“The Monarch of Dreams,” Thomas Wentworth Higginson, 1886 — Francis Ayrault and his five year old sister, Hart, arrive in the country to take possession of an old farmhouse. Their family home is to become the site of a new railway station, and Ayrault is in need of rest and relaxation after a serious of tragedies which have left Hart his only relative. Hart is exuberant and loving, and she takes to the new home, with its animals and mysteries; daily, she lavishes affection on her older brother and, for a time, the two are happy. But Ayrault has obsessed with the idea of mastering his dreams. Eventually, he’s able to make himself the “monarch” of his dreams, such that he finds them populated by his followers, his wealth, his art, and so on.
But the dreams soon take an ominous turn. For reasons he doesn’t understand, all of his followers take on his appearance; sometimes Liliputian in size, sometimes gigantic, they begin to torment and crowd him during his sleep. To his horror, he discovers that Hart is dreaming of him and his nightmarish followers and that this may be responsible for a sudden illness which is ruining her health. He sends her away on a trip and attempts to become more involved in life, even promises to lead a group of Civil War recruits into battle. But on the night the train comes for the recruits, he’s locked in a dream from which he can’t rouse himself; meanwhile, “the lost opportunity of his life” is bourne away bythe train.
Comments: See H. Bruce Franklin’s commentary on this story and the author in Future Perfect: American Science Fiction of the Nineteenth Century. In this story, “Higginson’s protagonist is the logical extreme of the morbid, isolated, obsessed, over-reaching, lonely genius so important to Hawthorne and much of the science fiction that was to follow. This protagonist is the ultimate reduction of the scientist, now manipulating not other people and external objects but merely his own mind, losing himself in the mazes and magic mirrors of the ego…Accepting the fatal bourgeois illusion that science is entirely a process of objectification, he finds himself trapped in the paradoxes of scientific solipsism…”
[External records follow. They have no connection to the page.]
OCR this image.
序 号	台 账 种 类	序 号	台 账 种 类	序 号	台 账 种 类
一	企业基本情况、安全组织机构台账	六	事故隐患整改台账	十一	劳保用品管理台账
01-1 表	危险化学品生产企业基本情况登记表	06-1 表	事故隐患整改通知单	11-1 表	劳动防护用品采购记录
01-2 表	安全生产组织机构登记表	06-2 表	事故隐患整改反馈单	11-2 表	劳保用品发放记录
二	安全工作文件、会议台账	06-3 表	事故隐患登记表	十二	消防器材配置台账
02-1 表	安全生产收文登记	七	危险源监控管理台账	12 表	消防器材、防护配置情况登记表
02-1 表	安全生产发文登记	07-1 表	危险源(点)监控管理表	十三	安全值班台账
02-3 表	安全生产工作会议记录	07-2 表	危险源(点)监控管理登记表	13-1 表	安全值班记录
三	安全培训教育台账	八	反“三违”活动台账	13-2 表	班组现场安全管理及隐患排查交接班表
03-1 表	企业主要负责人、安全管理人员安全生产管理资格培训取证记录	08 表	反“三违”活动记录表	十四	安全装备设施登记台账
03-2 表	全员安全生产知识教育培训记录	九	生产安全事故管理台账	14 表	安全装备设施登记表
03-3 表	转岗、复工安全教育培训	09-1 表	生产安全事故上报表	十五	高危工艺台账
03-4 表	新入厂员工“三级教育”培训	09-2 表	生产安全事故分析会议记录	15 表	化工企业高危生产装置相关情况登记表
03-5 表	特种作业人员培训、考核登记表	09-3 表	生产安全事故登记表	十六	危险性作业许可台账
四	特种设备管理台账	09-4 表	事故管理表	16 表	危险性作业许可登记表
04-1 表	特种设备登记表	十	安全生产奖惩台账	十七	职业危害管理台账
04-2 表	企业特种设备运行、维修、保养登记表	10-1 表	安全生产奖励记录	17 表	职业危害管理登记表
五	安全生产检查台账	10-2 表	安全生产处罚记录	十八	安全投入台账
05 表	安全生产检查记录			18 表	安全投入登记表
Author: “Thomas Wentworth Higginson (December 22, 1823 – May 9, 1911) was an American Unitarian minister, author, abolitionist, and soldier.” (Wikipedia) Franklin notes that Higginson was an “extraordinary figure in nineteenth-century American literature and history” and discusses at length Higginson’s involvement in the abolitionist movement, his promotion of Negro Spirituals, his discovery of Emily Dickinson’s poetry and advice to Dickinson not to publish during her lifetime, and his influence as a champion of women’s rights. Higginson also “successfully organized and led the first regiment of Negro soldiers”; the success of this unit led to the decision to “free all those slaves who were held in counties and states defying the Union so that they could be recruited into the United States military services.”